He's dead, and yet he's still everywhere, breathing down their necks and resonating inside every word spoken. In every heavy-lidded glance, he's there, leaving small reminders in the corners of their eyes that disappear as they turn to look. He's there, but still intangible.
"Do you mind if Misa has a shower?" the faux-blonde says eventually.
"Go ahead. Through the door on your right."
As soon as Misa is out of sight, Sayu collapses back onto the sofa, landing in between the tote bags. Pushing her arms out as far as they can reach in stretch, she glances disdainfully at Misa's luggage, wondering why on earth she had to pack so damn much if she was intending to stay for a short time. However, when she peeks into the bags, she discovers that among the things Misa packed, half of them belong - belonged to Light, and she decides to leave the issue alone.

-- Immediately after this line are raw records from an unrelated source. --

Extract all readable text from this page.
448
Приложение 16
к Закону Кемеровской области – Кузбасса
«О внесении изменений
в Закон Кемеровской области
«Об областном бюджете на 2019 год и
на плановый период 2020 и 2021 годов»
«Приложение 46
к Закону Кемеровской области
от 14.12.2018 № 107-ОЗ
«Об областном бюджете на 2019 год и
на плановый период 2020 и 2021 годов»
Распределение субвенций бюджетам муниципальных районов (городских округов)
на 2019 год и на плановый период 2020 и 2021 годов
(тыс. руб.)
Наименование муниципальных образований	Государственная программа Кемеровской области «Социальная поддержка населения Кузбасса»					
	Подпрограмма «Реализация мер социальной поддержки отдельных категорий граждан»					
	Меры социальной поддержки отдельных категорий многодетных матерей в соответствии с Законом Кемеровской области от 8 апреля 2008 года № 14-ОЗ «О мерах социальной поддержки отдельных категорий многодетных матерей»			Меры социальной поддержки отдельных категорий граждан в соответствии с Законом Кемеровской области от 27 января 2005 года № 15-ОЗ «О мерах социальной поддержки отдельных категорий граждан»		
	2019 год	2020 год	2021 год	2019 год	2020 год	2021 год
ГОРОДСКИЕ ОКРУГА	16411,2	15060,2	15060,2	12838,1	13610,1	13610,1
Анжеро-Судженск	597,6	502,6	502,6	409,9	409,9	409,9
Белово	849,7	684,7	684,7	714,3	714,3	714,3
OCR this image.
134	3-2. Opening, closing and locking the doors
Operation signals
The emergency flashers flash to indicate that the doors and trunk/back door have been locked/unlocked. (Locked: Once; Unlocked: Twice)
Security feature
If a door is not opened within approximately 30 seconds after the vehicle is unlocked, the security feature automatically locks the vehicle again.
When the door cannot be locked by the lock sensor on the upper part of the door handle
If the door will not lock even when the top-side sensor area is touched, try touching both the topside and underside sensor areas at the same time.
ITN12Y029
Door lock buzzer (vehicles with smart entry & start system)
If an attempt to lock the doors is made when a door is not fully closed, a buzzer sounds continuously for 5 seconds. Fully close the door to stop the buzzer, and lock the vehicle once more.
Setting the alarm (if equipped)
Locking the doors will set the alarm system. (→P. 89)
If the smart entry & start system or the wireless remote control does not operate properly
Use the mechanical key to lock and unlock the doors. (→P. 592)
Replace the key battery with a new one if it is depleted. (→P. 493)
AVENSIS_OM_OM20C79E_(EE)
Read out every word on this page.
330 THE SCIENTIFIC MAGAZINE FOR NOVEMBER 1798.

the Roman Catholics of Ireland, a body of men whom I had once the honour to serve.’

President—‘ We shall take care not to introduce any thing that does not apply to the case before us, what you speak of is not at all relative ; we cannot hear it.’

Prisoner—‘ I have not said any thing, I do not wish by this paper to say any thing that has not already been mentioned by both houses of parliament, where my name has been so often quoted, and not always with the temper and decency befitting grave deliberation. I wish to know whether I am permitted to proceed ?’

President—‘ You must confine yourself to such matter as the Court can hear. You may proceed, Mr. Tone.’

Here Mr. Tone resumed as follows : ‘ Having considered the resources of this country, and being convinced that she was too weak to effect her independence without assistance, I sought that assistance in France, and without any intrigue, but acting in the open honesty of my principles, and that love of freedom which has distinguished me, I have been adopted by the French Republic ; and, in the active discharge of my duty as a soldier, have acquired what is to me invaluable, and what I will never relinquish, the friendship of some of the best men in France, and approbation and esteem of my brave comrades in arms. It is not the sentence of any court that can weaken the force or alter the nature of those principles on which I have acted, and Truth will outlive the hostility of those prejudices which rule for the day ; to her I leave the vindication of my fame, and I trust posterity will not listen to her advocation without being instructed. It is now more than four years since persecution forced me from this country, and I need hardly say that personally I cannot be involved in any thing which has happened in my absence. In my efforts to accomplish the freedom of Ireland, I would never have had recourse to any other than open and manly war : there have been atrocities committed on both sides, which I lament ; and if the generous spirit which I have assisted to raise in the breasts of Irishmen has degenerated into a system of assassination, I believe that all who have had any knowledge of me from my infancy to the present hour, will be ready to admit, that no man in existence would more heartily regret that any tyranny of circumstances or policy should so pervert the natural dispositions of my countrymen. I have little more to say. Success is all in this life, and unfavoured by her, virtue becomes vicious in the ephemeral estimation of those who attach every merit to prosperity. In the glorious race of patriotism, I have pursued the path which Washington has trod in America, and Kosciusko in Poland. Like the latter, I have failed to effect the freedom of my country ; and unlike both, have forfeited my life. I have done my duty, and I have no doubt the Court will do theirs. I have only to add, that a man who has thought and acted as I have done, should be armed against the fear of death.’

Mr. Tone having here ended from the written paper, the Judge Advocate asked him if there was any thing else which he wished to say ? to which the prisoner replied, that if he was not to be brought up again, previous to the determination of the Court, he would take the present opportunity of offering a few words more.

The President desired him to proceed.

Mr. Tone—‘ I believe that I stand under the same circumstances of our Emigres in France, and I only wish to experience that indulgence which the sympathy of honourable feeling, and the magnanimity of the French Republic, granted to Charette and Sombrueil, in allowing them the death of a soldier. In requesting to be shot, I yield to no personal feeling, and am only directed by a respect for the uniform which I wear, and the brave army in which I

Sayu manages to put together a salad and some rice for dinner – there's a bottle of wine as well, though she's tentative to use it. It's certainly not the best she could do, but she doesn't feel like running out to the store to buy something else while Misa is in the shower, as her feet are still sore from earlier that day. Misa takes a long time to wash herself, just as Sayu expected. When she's done, she tiptoes out into the hall with one of Sayu's towels wrapped around her torso, quickly picking up one of the bags and hurrying back to the washroom. Sayu forces herself to keep her eyes down, and continues chopping carrots.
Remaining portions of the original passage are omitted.